Department of Medicine, Columbia University Vagelos College of Physicians and Surgeons, New York, New York, USA.
School of Nursing, Columbia University, New York, New York, USA.
J Palliat Med. 2022 Oct;25(10):1501-1509. doi: 10.1089/jpm.2021.0631. Epub 2022 Apr 1.

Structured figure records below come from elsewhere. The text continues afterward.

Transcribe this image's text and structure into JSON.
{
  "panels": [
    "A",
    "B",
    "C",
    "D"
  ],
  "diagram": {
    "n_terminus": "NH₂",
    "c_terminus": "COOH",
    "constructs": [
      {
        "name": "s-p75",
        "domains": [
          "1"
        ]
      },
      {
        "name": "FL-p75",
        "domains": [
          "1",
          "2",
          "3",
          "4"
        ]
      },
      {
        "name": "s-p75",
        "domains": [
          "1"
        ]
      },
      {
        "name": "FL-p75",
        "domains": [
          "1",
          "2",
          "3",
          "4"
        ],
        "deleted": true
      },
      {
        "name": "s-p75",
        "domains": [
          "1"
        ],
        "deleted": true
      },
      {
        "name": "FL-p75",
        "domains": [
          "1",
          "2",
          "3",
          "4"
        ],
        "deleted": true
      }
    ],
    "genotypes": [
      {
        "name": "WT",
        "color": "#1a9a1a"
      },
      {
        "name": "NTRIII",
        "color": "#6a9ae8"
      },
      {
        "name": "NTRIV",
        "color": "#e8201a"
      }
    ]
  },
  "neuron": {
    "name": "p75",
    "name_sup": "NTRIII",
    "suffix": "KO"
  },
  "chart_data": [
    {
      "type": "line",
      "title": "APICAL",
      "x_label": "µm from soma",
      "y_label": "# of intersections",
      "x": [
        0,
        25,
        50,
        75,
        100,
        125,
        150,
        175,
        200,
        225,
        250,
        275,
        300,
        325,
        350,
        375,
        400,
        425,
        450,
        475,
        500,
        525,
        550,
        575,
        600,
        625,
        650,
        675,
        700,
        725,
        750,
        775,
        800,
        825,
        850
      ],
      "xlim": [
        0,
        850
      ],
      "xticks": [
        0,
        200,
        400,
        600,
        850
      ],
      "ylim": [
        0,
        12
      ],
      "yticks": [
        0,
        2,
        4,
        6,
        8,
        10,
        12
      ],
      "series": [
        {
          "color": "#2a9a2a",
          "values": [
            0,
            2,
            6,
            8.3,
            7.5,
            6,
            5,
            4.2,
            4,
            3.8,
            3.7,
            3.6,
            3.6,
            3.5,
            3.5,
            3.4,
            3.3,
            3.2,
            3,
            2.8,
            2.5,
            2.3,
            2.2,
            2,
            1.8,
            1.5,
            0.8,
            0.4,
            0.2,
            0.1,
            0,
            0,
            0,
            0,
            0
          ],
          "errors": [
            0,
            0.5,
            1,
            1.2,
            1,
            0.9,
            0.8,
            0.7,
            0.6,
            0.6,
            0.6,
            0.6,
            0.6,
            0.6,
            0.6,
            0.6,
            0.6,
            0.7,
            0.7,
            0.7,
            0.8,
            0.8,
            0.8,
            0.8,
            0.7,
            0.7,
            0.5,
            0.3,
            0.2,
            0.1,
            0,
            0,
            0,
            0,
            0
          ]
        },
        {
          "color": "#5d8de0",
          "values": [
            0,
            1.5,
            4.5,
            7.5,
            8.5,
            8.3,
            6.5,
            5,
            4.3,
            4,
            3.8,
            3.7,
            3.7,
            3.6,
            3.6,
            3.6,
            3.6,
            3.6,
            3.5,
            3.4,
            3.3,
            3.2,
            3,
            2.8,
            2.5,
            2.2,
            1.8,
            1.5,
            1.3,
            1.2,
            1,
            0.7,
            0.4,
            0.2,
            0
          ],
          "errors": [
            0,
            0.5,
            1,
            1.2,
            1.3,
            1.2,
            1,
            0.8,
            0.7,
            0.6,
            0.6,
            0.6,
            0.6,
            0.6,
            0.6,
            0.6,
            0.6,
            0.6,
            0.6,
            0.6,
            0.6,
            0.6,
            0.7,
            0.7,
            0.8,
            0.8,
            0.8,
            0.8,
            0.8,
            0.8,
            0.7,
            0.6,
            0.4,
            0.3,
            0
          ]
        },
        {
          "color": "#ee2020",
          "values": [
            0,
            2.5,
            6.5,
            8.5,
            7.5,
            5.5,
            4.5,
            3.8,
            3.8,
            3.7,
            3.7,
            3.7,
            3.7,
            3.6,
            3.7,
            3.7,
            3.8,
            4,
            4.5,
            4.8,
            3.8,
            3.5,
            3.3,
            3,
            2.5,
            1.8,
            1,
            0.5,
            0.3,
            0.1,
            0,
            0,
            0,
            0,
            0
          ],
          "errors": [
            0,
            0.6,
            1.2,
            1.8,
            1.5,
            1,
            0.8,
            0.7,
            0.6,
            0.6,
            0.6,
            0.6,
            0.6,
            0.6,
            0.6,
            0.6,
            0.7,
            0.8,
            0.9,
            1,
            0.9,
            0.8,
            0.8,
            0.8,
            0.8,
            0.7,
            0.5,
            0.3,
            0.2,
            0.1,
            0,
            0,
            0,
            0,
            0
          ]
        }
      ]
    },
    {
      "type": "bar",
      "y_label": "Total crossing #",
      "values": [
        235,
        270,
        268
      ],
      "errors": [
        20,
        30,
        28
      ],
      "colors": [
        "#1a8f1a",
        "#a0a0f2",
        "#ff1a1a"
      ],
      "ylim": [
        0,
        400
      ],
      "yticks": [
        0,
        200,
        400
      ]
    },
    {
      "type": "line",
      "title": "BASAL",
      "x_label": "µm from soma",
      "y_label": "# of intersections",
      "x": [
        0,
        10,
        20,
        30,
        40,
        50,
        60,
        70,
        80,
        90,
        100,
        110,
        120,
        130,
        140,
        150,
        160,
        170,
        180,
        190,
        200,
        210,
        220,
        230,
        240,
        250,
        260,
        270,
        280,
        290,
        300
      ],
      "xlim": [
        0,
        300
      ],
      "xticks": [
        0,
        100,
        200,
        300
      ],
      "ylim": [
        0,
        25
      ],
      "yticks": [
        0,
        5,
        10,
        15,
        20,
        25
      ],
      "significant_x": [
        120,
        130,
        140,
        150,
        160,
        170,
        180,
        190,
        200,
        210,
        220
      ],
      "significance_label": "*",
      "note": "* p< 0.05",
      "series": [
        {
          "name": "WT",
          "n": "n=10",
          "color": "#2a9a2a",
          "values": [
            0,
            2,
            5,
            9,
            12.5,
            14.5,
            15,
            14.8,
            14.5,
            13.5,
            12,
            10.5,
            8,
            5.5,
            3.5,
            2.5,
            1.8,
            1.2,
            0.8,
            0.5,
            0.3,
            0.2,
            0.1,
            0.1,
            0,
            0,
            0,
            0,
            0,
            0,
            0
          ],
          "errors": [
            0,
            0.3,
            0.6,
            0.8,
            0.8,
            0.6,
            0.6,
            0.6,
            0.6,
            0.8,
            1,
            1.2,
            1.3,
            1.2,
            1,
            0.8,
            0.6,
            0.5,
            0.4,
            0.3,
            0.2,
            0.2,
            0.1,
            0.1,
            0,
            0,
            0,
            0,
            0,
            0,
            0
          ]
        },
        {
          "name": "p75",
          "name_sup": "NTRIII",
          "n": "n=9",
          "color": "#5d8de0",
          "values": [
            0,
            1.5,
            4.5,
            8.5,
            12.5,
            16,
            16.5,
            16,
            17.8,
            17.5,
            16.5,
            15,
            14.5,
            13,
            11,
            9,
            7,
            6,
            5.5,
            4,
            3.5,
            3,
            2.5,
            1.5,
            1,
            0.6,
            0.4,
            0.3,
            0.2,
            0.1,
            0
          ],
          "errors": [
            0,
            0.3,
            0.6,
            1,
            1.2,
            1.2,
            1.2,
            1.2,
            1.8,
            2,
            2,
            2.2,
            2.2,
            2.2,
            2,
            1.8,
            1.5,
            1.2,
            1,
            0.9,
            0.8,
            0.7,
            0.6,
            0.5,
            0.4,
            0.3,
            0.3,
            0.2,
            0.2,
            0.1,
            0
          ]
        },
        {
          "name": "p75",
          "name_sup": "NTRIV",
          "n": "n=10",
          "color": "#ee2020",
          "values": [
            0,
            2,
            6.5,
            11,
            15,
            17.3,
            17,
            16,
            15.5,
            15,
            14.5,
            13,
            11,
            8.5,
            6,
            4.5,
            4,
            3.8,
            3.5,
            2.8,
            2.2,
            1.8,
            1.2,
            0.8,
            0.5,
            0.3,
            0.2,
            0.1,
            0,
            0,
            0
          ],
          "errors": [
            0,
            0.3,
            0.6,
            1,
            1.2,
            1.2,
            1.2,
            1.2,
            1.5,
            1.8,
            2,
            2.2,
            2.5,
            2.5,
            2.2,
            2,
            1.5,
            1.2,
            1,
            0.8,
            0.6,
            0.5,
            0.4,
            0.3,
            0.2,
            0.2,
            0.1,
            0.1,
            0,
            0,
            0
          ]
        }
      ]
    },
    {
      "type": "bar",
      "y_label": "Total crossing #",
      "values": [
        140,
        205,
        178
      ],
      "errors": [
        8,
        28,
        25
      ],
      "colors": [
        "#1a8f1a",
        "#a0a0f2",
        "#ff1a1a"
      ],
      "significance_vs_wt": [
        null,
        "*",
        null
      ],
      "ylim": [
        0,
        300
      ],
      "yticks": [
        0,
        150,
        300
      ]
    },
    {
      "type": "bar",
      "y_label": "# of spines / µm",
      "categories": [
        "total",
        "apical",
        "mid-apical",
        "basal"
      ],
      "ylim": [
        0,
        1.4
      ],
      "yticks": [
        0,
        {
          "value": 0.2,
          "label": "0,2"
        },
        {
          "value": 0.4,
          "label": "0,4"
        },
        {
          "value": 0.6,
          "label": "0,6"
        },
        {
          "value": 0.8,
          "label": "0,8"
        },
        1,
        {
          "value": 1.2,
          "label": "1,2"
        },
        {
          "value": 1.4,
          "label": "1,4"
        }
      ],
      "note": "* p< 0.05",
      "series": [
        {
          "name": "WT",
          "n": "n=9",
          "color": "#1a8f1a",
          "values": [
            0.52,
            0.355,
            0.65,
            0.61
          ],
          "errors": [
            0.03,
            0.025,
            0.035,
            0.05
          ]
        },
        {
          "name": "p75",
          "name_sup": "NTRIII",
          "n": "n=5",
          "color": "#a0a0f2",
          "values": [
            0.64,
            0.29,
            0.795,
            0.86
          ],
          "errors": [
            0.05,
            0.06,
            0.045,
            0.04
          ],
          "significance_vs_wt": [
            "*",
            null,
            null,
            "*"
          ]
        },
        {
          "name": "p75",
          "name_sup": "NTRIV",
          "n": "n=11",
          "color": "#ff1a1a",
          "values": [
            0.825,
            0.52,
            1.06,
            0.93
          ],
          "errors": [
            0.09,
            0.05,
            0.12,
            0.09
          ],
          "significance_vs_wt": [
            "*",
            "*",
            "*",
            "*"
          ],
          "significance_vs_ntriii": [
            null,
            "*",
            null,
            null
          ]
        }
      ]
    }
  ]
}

Conflict between clinicians is prevalent within intensive care units (ICUs) and may hinder optimal delivery of care. However, little is known about the sources of interpersonal conflict and how it manifests within the context of palliative and end-of-life care delivery in ICUs. To characterize interpersonal conflict in the delivery of palliative care within ICUs. Secondary thematic analysis using a deductive-inductive approach. We analyzed existing qualitative data that conducted semistructured interviews to examine factors associated with variable adoption of specialty palliative care in ICUs. In the parent study, 36 participants were recruited from two urban academic medical centers in the United States, including ICU attendings ( = 17), ICU nurses ( = 11), ICU social workers ( = 1), and palliative care providers ( = 7). Coders applied an existing framework of interpersonal conflict to guide initial coding and analysis, combined with a flexible inductive approach allowing new codes to emerge. We characterized three properties of interpersonal conflict: disagreement, interference, and negative emotion. In the context of delivering palliative and end-of-life care for critically ill patients, "disagreement" centered around whether patients were appropriate for palliative care, which care plans should be prioritized, and how care should be delivered. "Interference" involved preventing palliative care consultation or goals-of-care discussions and hindering patient care. "Negative emotion" included occurrences of silencing or scolding, rudeness, anger, regret, ethical conflict, and grief. Our findings provide an in-depth understanding of interpersonal conflict within palliative and end-of-life care for critically ill patients. Further study is needed to understand how to prevent and resolve such conflicts.
在重症监护病房(ICU)中,临床医生之间的冲突很普遍,可能会阻碍最佳的护理提供。然而,人们对人际冲突的来源以及它在 ICU 临终关怀和生命末期护理中的表现知之甚少。 描述 ICU 临终关怀中人际冲突的特征。 采用演绎-归纳法的二次主题分析。我们分析了现有的定性数据,这些数据进行了半结构化访谈,以研究与 ICU 中专业临终关怀的不同采用相关的因素。 在母研究中,从美国的两个城市学术医疗中心招募了 36 名参与者,包括 ICU 主治医生( = 17)、ICU 护士( = 11)、ICU 社会工作者( = 1)和姑息治疗提供者( = 7)。 编码员应用现有的人际冲突框架来指导初始编码和分析,同时采用灵活的归纳方法允许出现新的代码。 我们描述了人际冲突的三个特性:分歧、干扰和负面情绪。在为危重病患者提供姑息治疗和临终关怀的背景下,“分歧”集中在患者是否适合姑息治疗、应该优先考虑哪些护理计划以及应该如何提供护理上。“干扰”涉及阻止姑息治疗咨询或目标治疗讨论以及阻碍患者护理。“负面情绪”包括沉默或责骂、粗鲁、愤怒、遗憾、伦理冲突和悲伤的发生。 我们的研究结果深入了解了危重病患者姑息治疗和临终关怀中的人际冲突。需要进一步研究如何预防和解决此类冲突。